Bitcoin is one of the first cryptocurrencies ever invented by Japanese inventor Satoshi Nakamoto. At the time of writing this article, if you were interested in purchasing one Bitcoin, it would cost you R 761,816. To date there are 18.81 million Bitcoins in circulation. New coins are ‘mined’ into circulation by specialized computers that solve computational problems that allow them to chain together blocks of transactions (called a blockchain). When Bitcoin was first invented, the maximum number of coins to be in circulation would be 21 million coins.

Bitcoin is not the only cryptocurrency, in fact, to date from its inception in 2009, the total number of cryptocurrencies currently available on the Internet are a staggering 13,506 different cryptocurrencies. The pricing or cost of these digital coins are largely determined by the demand and supply of them. Many individuals invest in these coins for capital appreciation and as a store of wealth. The markets for these digital assets can, however, prove to be extremely volatile.

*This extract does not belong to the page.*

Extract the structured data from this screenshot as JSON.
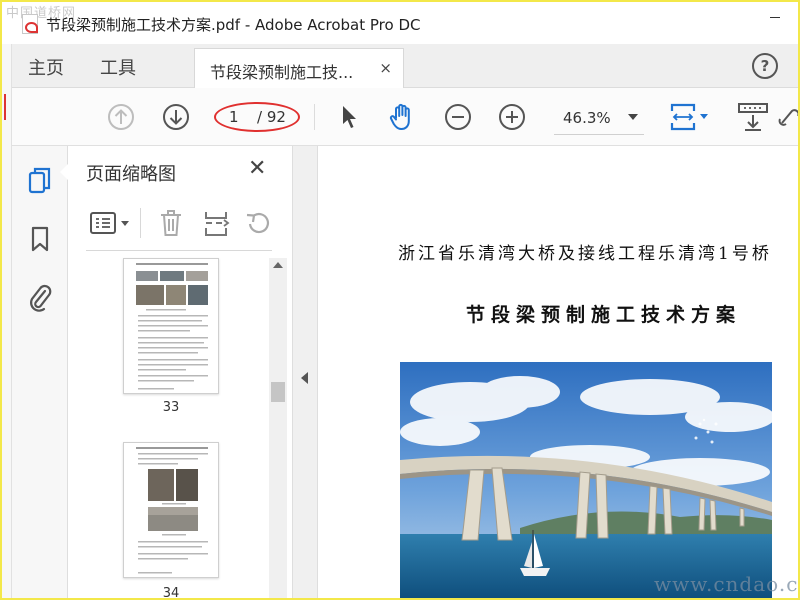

There are advantages and disadvantages of cryptocurrency. There is no formal financial institution that regulates cryptocurrency meaning there is no red tape when it comes to fast, reliable, and secure transacting that you would normally find when using a traditional bank account. The universal nature of this digital currency allows it to be accessible and used anywhere in the world. The anonymity of sender and receiver is maintained as the only information maintained in the digital ledger or blockchain is the volume of coins and the time of the transaction.

As mentioned previously, cryptocurrencies are extremely volatile meaning that in a short space of time these digital assets can appreciate and depreciate. There is also a risk of transacting with someone that may not be legitimate or may not honour their side of a deal when transacting with digital currencies and suppliers from abroad. The other hurdle when it comes to transacting with cryptocurrency is that many of the formal financial institutions including SARS, do not accept cryptocurrency as a valid means of payment. Losses incurred through mistakes caused when transacting cannot be reversed.

Having mentioned some of the advantages and disadvantages of cryptocurrency. The question remains would I invest in this form of digital currency? Being accustomed to a traditional bank account for numerous years together with advancements continually being made in the banking sector and banks in general. Having no need to transact digitally abroad and not willing to risk the extreme volatility that comes with cryptocurrency, I personally would not put away money in this form of investment. I may not have sufficient research experience on the subject matter to have an opposing opinion to differ.